One of the first things I noticed when I started working with families was how much conflict and hurt stems from not hearing and seeing each other. We get so hooked into our own position and perspective that we forget to pay attention to our partner. We think we are paying attention, and we assume that we understand, but we do not put the work in. And, if both partners are locked into to their position, both feel misunderstood, and conflict and distance grows.
One of my colleagues has this quote hanging in his office:
Being heard is so close to being loved that for the average person, they are almost indistinguishable.
David Augsburger
And isn’t it true? When we feel heard, we feel loved. We feel safe. When we don’t feel heard, we feel threated and angry and defensive.
When was the last time you paid attention to hearing to someone? To putting down your phone, turning off the tv, making eye contact, and really listening? When was the last time you put work and effort into really hearing and understanding the important people in your life?
You have the ability to offer those around you a tremendous gift. You don’t need to be a mental health professional in order to listen and understand well. All you need is intention, attention, and a humble heart. As you listen, ask questions to clarify your understanding. Paraphrase what you are hearing, and ask if you are getting it right. Ask if there is anything else that the person wants to share about the topic. Show them that you are listening and that you understand. In that moment, your intention is to understand. Set aside your own opinion and arguments, and actively listen. I believe that the gifts of hearing and understanding can fundamentally change a relationship in revolutionary ways.

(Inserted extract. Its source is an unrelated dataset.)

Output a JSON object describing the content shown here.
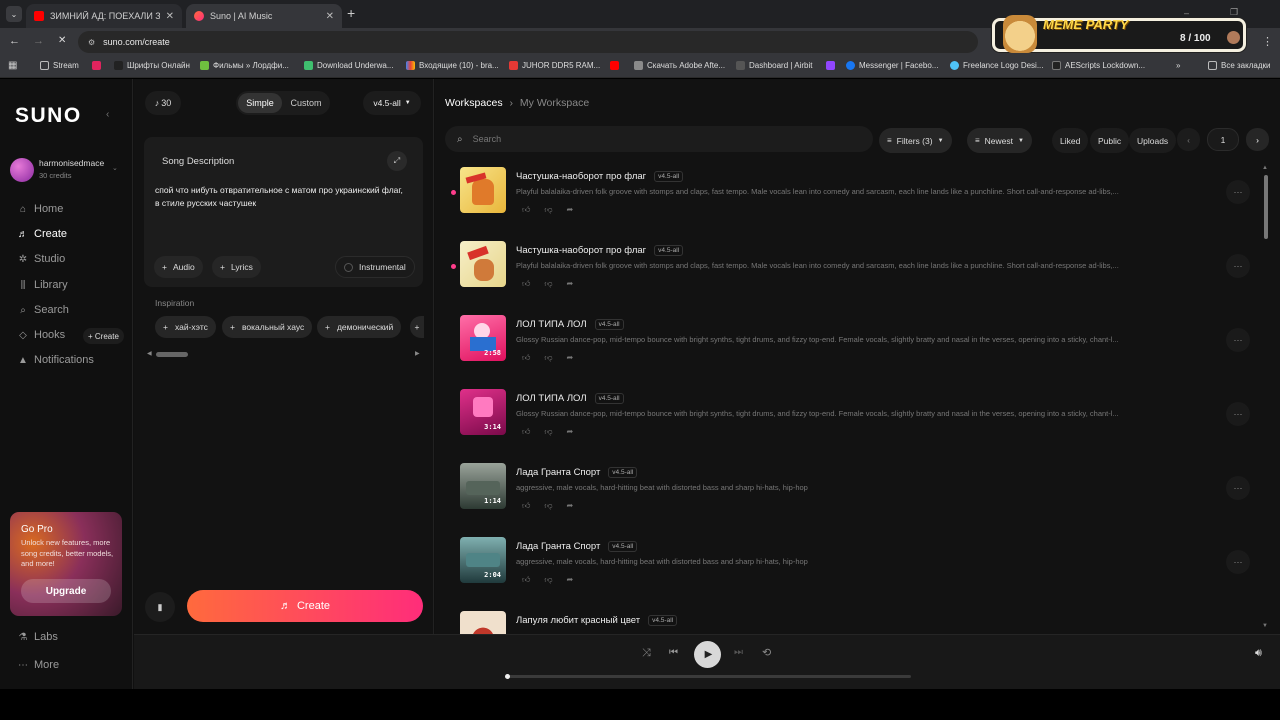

Even two year olds long to be understood. Sometimes my daughter wants me to know that she wants the pink cup with the green straw. That is practically important to her. But sometimes, she just wants me to understand something that she saw or heard or felt. Even at such a young age, that relational need is deeply felt. It is that crucial, that important.
I encourage you to offer the gift of understanding today. Really listen, hear, and see the people in your life. Give them the gift of understanding, and watch your relationships change.